7 lições que aprendemos com o documentário do BTS na Netflix
'BTS: O Reencontro' revela detalhes da criação do disco Arirang, além dos dilemas e sonhos do grupo de k-pop após quase quatro anos de hiato.
O retorno do BTS aos holofotes ganha contornos íntimos e surpreendentes em BTS: O Reencontro, documentário lançado pela Netflix que acompanha a criação do álbum Arirang e marca o reencontro do grupo após quase quatro anos de hiato. Mais do que um registro de comeback, o filme revela um BTS vulnerável, em transformação e disposto a revisitar suas próprias certezas.
A seguir, a CH listou 7 momentos essenciais da produção que ajudam a entender por que essa nova era já é considerada uma das mais importantes da carreira do grupo de k-pop:
O reencontro depois do silêncio
O documentário abre com os sete integrantes juntos novamente — algo que, após o serviço militar obrigatório, parecia distante até pouco tempo. A cena inicial, simples, carrega um peso simbólico: não é apenas uma reunião, mas o início de uma nova era.
Os conflitos criativos que quase dividiram o grupo
Um dos momentos mais impactantes mostra uma discussão intensa entre RM, J-Hope e V sobre a faixa “Body to Body”. A divergência não é apenas musical — envolve identidade, tradição e como representar a cultura coreana globalmente. No fim, o conflito revela maturidade: o BTS aprende a discordar sem se romper.
O peso da fama e o medo de não conseguir parar
Em um dos trechos mais honestos do filme, os integrantes falam sobre exaustão. RM chega a dizer que pedir descanso “parece cometer um crime”, enquanto Jung Kook compara a rotina a uma linha de produção. O documentário escancara o lado menos glamouroso do sucesso.

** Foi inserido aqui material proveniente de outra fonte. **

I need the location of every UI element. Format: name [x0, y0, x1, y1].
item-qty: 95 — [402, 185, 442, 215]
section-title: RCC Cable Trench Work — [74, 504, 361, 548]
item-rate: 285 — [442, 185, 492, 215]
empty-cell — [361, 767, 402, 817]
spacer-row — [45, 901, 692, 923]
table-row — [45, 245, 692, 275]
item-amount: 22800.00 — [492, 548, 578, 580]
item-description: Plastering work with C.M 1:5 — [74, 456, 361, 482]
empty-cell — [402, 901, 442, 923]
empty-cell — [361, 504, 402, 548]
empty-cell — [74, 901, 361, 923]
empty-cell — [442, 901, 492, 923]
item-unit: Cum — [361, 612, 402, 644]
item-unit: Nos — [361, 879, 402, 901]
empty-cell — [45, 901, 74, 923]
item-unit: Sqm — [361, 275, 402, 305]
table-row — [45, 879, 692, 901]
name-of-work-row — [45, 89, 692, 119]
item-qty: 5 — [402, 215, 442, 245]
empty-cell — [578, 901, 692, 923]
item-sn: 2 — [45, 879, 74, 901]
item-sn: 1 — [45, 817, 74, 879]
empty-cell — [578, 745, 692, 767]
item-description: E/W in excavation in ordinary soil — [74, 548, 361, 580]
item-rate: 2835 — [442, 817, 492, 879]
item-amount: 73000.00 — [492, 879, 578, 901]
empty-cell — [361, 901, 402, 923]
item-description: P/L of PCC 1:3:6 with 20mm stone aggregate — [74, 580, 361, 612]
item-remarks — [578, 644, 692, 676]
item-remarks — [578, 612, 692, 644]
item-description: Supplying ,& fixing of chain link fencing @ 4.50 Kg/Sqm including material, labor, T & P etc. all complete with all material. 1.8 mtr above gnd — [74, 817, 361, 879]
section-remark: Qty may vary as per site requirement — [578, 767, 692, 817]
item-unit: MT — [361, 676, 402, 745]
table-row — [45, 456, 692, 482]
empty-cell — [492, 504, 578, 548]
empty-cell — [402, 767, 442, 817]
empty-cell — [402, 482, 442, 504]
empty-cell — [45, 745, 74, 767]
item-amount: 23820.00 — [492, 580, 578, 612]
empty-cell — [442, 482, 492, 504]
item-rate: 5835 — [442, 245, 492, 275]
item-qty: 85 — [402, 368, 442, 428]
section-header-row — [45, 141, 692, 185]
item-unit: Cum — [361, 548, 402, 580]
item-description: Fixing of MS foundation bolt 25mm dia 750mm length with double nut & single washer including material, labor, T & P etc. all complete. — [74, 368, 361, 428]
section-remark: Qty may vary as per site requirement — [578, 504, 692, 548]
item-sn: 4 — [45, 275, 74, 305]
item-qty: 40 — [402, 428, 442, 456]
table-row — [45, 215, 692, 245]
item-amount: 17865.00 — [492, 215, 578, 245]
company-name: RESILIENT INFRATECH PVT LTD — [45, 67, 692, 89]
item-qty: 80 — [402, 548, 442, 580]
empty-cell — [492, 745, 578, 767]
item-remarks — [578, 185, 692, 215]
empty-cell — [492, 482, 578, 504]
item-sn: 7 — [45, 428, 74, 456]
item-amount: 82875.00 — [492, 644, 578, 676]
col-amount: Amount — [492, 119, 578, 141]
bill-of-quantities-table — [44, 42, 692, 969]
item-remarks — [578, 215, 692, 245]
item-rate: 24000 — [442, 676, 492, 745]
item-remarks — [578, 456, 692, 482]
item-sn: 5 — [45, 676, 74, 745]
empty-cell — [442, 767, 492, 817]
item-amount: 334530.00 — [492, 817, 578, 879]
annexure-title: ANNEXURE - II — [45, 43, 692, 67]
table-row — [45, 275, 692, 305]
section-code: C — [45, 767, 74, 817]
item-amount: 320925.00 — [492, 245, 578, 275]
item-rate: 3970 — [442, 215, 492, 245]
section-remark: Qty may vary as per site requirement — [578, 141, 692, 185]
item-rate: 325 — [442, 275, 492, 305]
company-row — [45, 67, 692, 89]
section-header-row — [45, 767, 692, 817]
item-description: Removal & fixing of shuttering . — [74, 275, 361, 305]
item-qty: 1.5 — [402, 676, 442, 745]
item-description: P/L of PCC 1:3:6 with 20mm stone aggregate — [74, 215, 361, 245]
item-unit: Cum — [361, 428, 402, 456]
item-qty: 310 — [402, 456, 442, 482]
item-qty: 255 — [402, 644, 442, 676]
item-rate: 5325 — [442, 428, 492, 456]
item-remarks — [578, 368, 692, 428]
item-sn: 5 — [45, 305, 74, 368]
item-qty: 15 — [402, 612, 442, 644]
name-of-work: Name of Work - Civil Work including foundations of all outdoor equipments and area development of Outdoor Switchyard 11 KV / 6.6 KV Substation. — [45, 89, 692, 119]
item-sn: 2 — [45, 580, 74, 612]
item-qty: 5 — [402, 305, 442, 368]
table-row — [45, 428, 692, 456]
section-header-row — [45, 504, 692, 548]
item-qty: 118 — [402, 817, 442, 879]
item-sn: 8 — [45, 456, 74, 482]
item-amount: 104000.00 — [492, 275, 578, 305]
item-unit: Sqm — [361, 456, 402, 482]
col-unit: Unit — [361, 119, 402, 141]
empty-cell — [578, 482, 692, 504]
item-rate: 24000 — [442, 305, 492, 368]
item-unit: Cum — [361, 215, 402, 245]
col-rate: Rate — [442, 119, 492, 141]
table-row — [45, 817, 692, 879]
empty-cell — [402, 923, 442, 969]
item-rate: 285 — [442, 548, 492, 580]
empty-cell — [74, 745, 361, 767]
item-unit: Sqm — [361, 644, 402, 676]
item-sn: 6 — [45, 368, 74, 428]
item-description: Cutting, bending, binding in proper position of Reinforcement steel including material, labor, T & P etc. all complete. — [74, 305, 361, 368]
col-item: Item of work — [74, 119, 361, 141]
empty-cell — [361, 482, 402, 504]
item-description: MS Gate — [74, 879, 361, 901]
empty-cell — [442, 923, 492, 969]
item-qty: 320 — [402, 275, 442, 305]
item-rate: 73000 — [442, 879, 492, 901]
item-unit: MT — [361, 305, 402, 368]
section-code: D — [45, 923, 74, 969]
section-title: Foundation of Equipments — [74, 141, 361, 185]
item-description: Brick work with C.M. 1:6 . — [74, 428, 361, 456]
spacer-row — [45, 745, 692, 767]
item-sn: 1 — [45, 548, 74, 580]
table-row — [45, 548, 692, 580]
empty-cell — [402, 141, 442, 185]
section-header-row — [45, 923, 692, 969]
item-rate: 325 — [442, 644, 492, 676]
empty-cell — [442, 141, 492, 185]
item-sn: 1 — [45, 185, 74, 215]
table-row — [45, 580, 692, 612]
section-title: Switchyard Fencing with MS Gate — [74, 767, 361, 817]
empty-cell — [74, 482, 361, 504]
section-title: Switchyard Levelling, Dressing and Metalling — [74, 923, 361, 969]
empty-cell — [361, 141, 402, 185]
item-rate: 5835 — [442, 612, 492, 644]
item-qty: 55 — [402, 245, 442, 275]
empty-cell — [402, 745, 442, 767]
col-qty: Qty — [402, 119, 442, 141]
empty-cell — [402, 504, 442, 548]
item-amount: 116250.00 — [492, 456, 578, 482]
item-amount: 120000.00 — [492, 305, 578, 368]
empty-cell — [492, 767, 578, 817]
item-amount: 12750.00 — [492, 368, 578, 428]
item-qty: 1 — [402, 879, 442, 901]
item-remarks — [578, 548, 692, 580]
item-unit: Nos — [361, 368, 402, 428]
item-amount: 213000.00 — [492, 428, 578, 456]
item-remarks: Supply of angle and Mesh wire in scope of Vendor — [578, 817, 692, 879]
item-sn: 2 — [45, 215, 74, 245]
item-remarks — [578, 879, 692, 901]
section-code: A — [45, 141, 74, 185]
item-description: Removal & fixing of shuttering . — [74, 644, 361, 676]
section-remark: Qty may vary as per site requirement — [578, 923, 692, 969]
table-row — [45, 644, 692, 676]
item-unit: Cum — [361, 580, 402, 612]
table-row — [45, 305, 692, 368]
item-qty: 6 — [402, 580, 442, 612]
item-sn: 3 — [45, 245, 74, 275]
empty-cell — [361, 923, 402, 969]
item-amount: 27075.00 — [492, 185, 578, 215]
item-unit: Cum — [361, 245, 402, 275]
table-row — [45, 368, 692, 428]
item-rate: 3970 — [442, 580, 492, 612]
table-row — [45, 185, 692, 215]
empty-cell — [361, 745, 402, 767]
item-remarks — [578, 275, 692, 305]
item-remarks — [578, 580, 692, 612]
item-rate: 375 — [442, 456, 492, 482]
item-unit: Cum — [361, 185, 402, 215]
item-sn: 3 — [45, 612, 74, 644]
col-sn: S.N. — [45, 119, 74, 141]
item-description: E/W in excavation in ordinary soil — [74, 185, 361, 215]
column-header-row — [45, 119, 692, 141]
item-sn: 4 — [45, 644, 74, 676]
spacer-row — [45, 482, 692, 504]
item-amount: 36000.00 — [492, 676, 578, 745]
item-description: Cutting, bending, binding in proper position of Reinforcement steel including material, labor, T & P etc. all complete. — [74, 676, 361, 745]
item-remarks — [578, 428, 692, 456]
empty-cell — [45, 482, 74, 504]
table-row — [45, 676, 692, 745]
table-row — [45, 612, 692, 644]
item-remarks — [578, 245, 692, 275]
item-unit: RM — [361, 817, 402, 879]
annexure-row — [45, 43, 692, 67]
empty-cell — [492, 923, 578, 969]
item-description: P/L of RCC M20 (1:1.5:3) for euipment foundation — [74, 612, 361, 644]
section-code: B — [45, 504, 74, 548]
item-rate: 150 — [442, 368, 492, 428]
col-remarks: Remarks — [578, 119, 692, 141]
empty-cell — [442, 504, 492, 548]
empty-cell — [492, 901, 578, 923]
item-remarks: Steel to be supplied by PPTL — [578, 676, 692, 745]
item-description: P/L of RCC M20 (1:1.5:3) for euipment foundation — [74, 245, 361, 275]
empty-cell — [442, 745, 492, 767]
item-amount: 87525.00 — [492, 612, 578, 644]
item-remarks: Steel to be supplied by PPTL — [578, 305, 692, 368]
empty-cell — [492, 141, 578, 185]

O dilema entre autenticidade e alcance global
Em outro momento revelador, os integrantes discutem o uso crescente do inglês nas letras. “Acho que tem inglês demais”, comenta Suga durante uma reunião, sugerindo que, especialmente nas partes de rap, o coreano deveria ter mais espaço. RM concorda, destacando a importância de preservar a identidade do grupo: “Precisamos de um certo nível de autenticidade aqui”.
A construção do álbum Arirang como manifesto cultural
O disco, inspirado na canção folclórica coreana “Arirang”, surge como um ponto de equilíbrio entre tradição e globalização. O documentário acompanha de perto essa construção, revelando como o BTS tenta redefinir sua identidade em um cenário cada vez mais internacional.
A intimidade capturada sem filtros
Dirigido por Bao Nguyen, o filme aposta em uma abordagem quase documental observacional, com câmeras próximas e até registros feitos pelos próprios integrantes. O resultado é um retrato mais humano — menos “ídolos”, mais indivíduos lidando com expectativas, legado e futuro.
O BTS como grupo, acima de tudo
Se há uma mensagem central, é essa: a maior força do BTS continua sendo o coletivo. Mesmo após carreiras solo, pausas e mudanças pessoais, o documentário reforça que é na relação entre eles que o grupo encontra sentido e potência para recomeçar.
Mais do que um registro de bastidores, BTS: O Reencontro funciona como um retrato de transição. Entre passado e futuro, o grupo de k-pop encara suas próprias contradições e mostra que crescer, mesmo no auge, ainda significa se reinventar.